A final note on your furniture and supplies: Don’t underestimate the effect that being happy with your surroundings can have on your productivity. If you’d prefer a couch instead of a swivel chair, or rainbow-colored notebooks instead of yellow legal pads, go for it.

How to Declutter Your Office

In general, office clutter falls into two categories. The first is made up of unused technology or furniture. One example might be buying a large bookshelf when you don’t actually need to keep books in your office. For his part, Marks has purchased and then not used the following:

  • A fax machine. “It’s easier to have a simple scanner for emailing files. And you can set up a number for the rare incoming fax with a service like eFax.”
  • A color printer. “It’s just not worth it, the ink will kill you.”
  • A calculator. “Every computer and smartphone has one.”

To cut this type of clutter periodically and realistically evaluate your work habits and get rid of large and possibly costly equipment if you don’t use it.

The other type of office clutter resembles home clutter and is comprised of small items like unopened mail, empty water bottles and meaningless decor. Marks’ clutter? A reported 10,000 pens and a coffee cup warmer. Yours might be free swag like key-chains printed with vendor’s logos. To stay on top of this sort of clutter follow consistent routines (e.g., clean up after yourself at the end of each day and deal with every piece of incoming mail as soon as you receive it).
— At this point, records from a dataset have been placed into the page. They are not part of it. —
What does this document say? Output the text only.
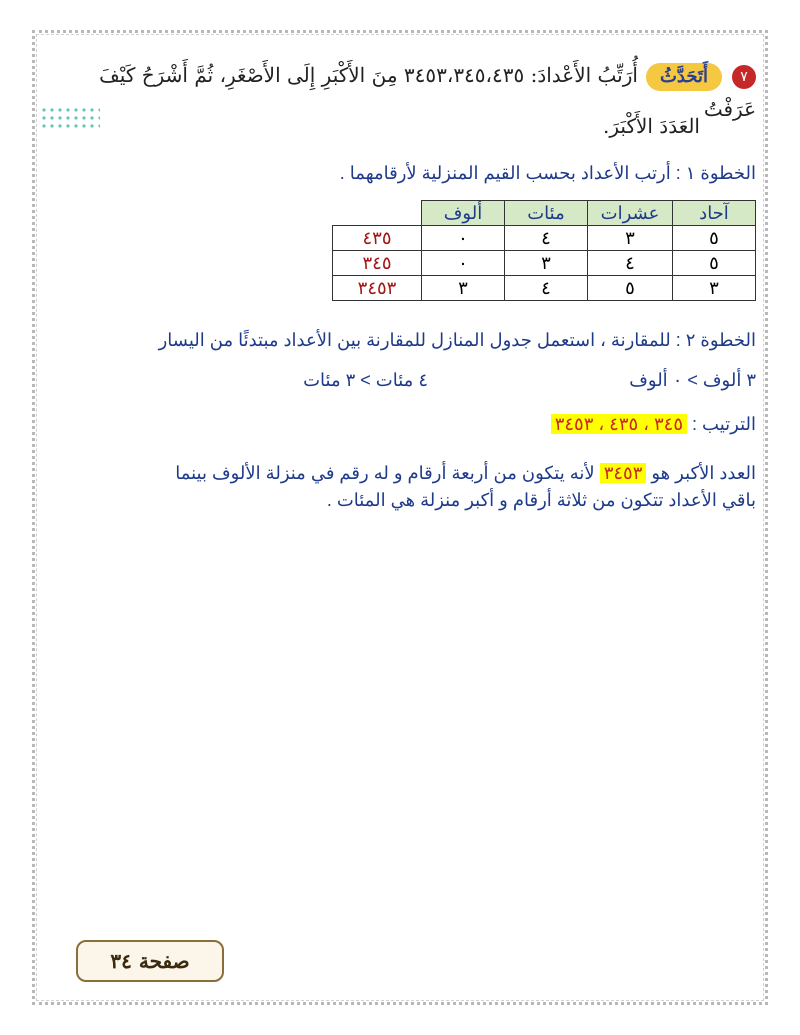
٧أَتَحَدَّثُأُرَتِّبُ الأَعْدادَ: ٣٤٥٣،٣٤٥،٤٣٥ مِنَ الأَكْبَرِ إِلَى الأَصْغَرِ، ثُمَّ أَشْرَحُ كَيْفَ عَرَفْتُ
العَدَدَ الأَكْبَرَ.
الخطوة ١ : أرتب الأعداد بحسب القيم المنزلية لأرقامهما .
آحاد	عشرات	مئات	ألوف	
٥	٣	٤	٠	٤٣٥
٥	٤	٣	٠	٣٤٥
٣	٥	٤	٣	٣٤٥٣
الخطوة ٢ : للمقارنة ، استعمل جدول المنازل للمقارنة بين الأعداد مبتدئًا من اليسار
٣ ألوف > ٠ ألوف
٤ مئات > ٣ مئات
الترتيب : ٣٤٥ ، ٤٣٥ ، ٣٤٥٣
العدد الأكبر هو ٣٤٥٣ لأنه يتكون من أربعة أرقام و له رقم في منزلة الألوف بينما
باقي الأعداد تتكون من ثلاثة أرقام و أكبر منزلة هي المئات .
صفحة ٣٤
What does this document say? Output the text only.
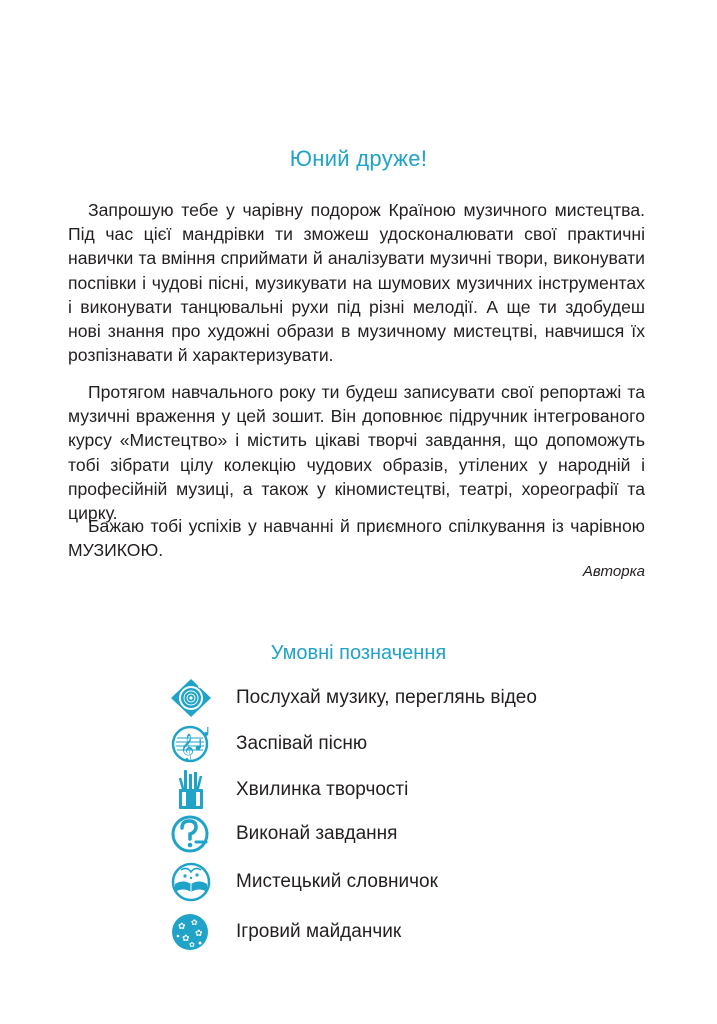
Юний друже!

Запрошую тебе у чарівну подорож Країною музичного мистецтва. Під час цієї мандрівки ти зможеш удосконалювати свої практичні навички та вміння сприймати й аналізувати музичні твори, виконувати поспівки і чудові пісні, музикувати на шумових музичних інструментах і виконувати танцювальні рухи під різні мелодії. А ще ти здобудеш нові знання про художні образи в музичному мистецтві, навчишся їх розпізнавати й характеризувати.

Протягом навчального року ти будеш записувати свої репортажі та музичні враження у цей зошит. Він доповнює підручник інтегрованого курсу «Мистецтво» і містить цікаві творчі завдання, що допоможуть тобі зібрати цілу колекцію чудових образів, утілених у народній і професійній музиці, а також у кіномистецтві, театрі, хореографії та цирку.

Бажаю тобі успіхів у навчанні й приємного спілкування із чарівною МУЗИКОЮ.

Авторка
Умовні позначення
Послухай музику, переглянь відео
𝄞 Заспівай пісню
Хвилинка творчості
Виконай завдання
Мистецький словничок
✿ ✿
✿
✿
✿
Ігровий майданчик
If you decide that a home or virtual office is the best choice for you and your business, carefully research all your options. Resist making rash decisions about furnishings and equipment. Remember, it’s almost always easier and less costly to start small and expand gradually than to go too big too soon and have to scale back later. And, while you should consider expert advice and seek out reviews, don’t blindly follow someone else’s path. Always keep your own needs and goals in mind.